The balancing act: Labour needs to get real



After sudden, brutal, unforeseen disasters we seek answers in order to tell ourselves it will never happen again. We expect to be able to halt nature, that with enough will we can protect ourselves from a callous and uncaring world. After the Labour Party’s defeat, as crushing as it was because it was so unexpected, the temptation is there to prescribe a remedy to cure all ills. The SNP’s tartan tsunami washed away the likes of Douglas Alexander, the party’s election chief. UKIP’s purple tornado swirled across left-behind areas of the country Labour would previously have called its heartlands. Meanwhile, Labour could not thaw through the Tory vote in the South, which remained blue as voters gave the prospect of a Miliband government an icy reception.

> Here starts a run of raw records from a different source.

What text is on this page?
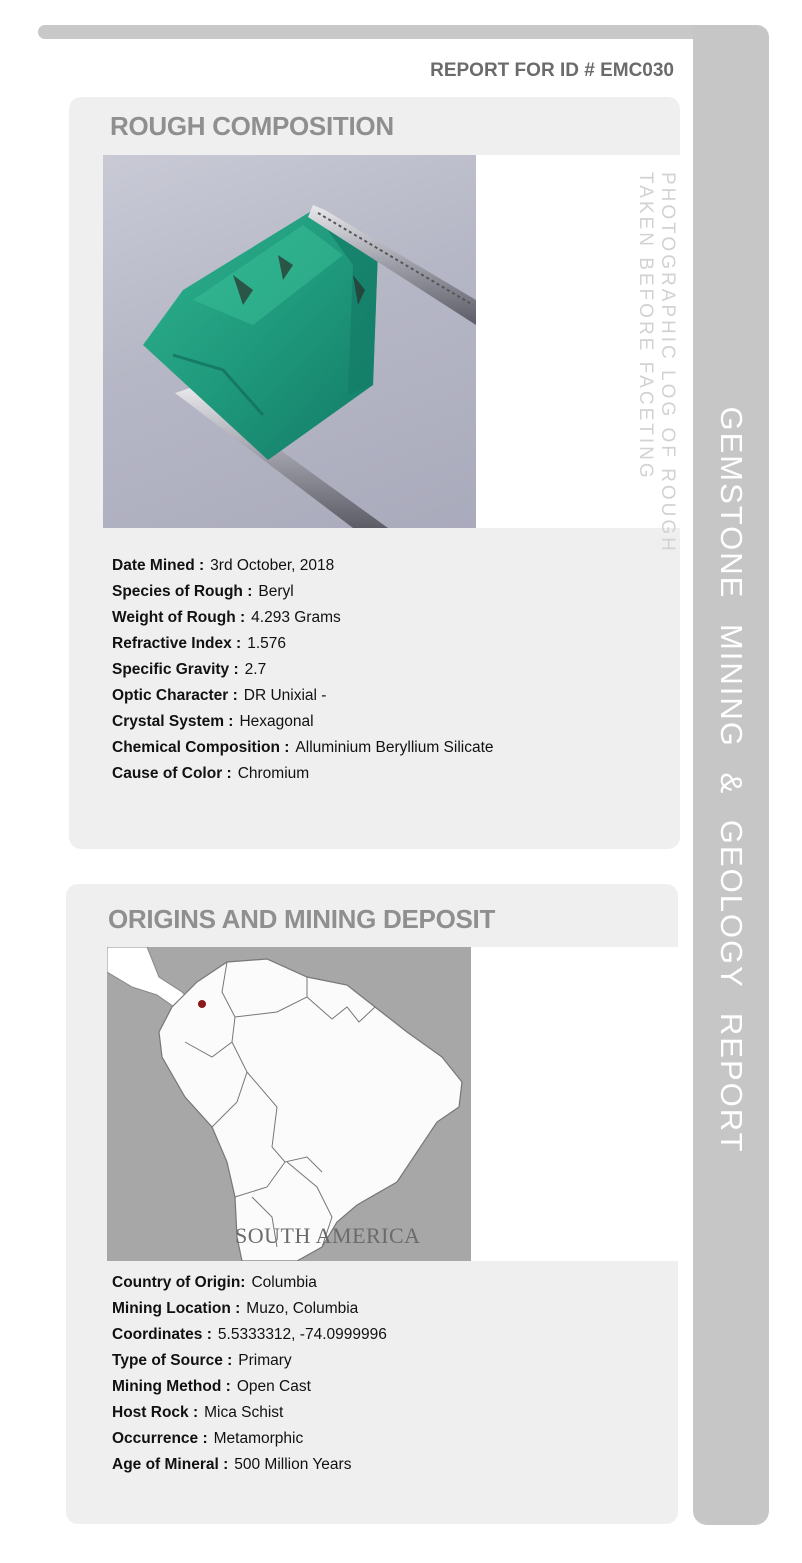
GEMSTONE MINING & GEOLOGY REPORT
REPORT FOR ID # EMC030
ROUGH COMPOSITION
PHOTOGRAPHIC LOG OF ROUGH
TAKEN BEFORE FACETING
Date Mined : 3rd October, 2018
Species of Rough : Beryl
Weight of Rough : 4.293 Grams
Refractive Index : 1.576
Specific Gravity : 2.7
Optic Character : DR Unixial -
Crystal System : Hexagonal
Chemical Composition : Alluminium Beryllium Silicate
Cause of Color : Chromium
ORIGINS AND MINING DEPOSIT
SOUTH AMERICA
Country of Origin: Columbia
Mining Location : Muzo, Columbia
Coordinates : 5.5333312, -74.0999996
Type of Source : Primary
Mining Method : Open Cast
Host Rock : Mica Schist
Occurrence : Metamorphic
Age of Mineral : 500 Million Years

Now that the battle is lost, the war has broken loose within Labour about how to win lost votes with a shift to the right, or the left; or away from metropolitan values or towards them.

But there are wider forces at play which make it hard for the party to find answers whatever they decide. I do not attempt to provide them here. After the crisis it was expected centre-left parties around Europe would be well-placed to benefit. But instead in many countries we have seen a rise in populist, anti-establishment parties, whether they be extreme-right, extreme-left or nationalist.

Such is the case in France; the Front National have been the lightning rod for the stormy political mood. A historically racist party, Marine Le Pen has softened their image (her outspoken father Jean-Marie, founder and ex-leader of the party, has just been suspended after reaffirming his opinion that the Holocaust was “a detail of history” and other views which even this branch of the extreme right consigned to the dustbin of history a long time ago). The party has also moved to the left economically, wanting a strong state to cushion French workers against the uncertainty of globalisation. The Front National are essentially an anti-modernity party – against the EU, against markets, against ‘Americanisation’, against immigration, against social liberalism – but still with a nasty bigoted side. Its war on the ‘Islamification’ of France sounds like a war on French Muslims in general. It is feared Le Pen could make the second round of the Presidential elections in 2017 and even win, were she against François Hollande.

UKIP’s success, particularly among traditional Labour voters in the north of England bears certain similarities. While originally both parties were thought to threaten the centre-right, they now pose a threat to the base of left-wing parties, who are disorientated and destabilised after industrial decline and globalisation and are receptive to criticisms of immigration.

The governing French Socialist Party won on a populist platform in 2012, with Hollande railing against austerity and promising to soak the rich with a top tax rate of 75%. Yet once in power this project came up at odds against the European establishment and the markets, and taking a more pragmatic approach does not seem to have done the party any favours with voters. Hollande’s tone softened and the more liberal Prime Minister Manuel Valls and Finance Minister Emmanuel Macron have embarked on loosening labour regulations. Valls has said employers are “frightened of hiring” because of job market inflexibility; an extraordinary declaration for someone in the French Socialist Party. Hollande’s ratings plummeted as voters saw a weak, powerless leader who had betrayed his promises. This was the danger for Miliband too if he had won. Once forced to execute cuts, the backlash against a Miliband government from left-wing voters and the left of his party could have severely tested his resolve.

Spain offers other parallels for Labour. Positioning itself in contrast to a corrupt elite, Podemos has emerged as a radical alternative to the traditional two-party system made up of the Socialist Party and the Popular Party. It claims to be above the left-right divide, but in reality it is the equivalent of the Green Party in Britain, promising a much bigger state, presumably funded by wildly fantastical levels of tax return. Its surge means it could well be in government (most likely as part of a coalition) by the end of the year. Young voters in Spain see how their generation has been hit worse by the crisis through consigning half of them to unemployment, and the Socialist Party finds itself out-of-touch and part of the establishment.

Many of these continent-wide trends of rejection of the establishment and the embracing of national identity stem from a lack of control in a globalised world. They are trends which would have weighed heavily on Labour, as the traditional centre-left party, whatever the Miliband leadership had done: there were going to be several EdStones hurtling down the hill towards him, as it were, each one engraved with a different manifestation of populism.

The next Labour leader will be confronted with this problem. There are not many votes in telling the electorate that wrapping the flag of nationalism around you – whether the Saltire, the Union Jack or St. George’s cross – just binds your arms and legs and separates you from others; that national governments are to a large extent forced to obey market forces; that open borders are necessary and unavoidable in order to be an active part of Europe and grow the economy. Yet for as long as Labour wants to be a party of power, being dishonest will fail as well. Minor parties can afford to be mendacious and wishy-washy because until they are in power they can always find an answer to any problem that fits their world view. This stops once you have responsibility and can be punished for your actions.

As I said, I provide no answer for Labour. The party must forge a convincing economic narrative, one that concedes the fact that the state cannot master globalisation and market forces, but must instead ride them like a wave.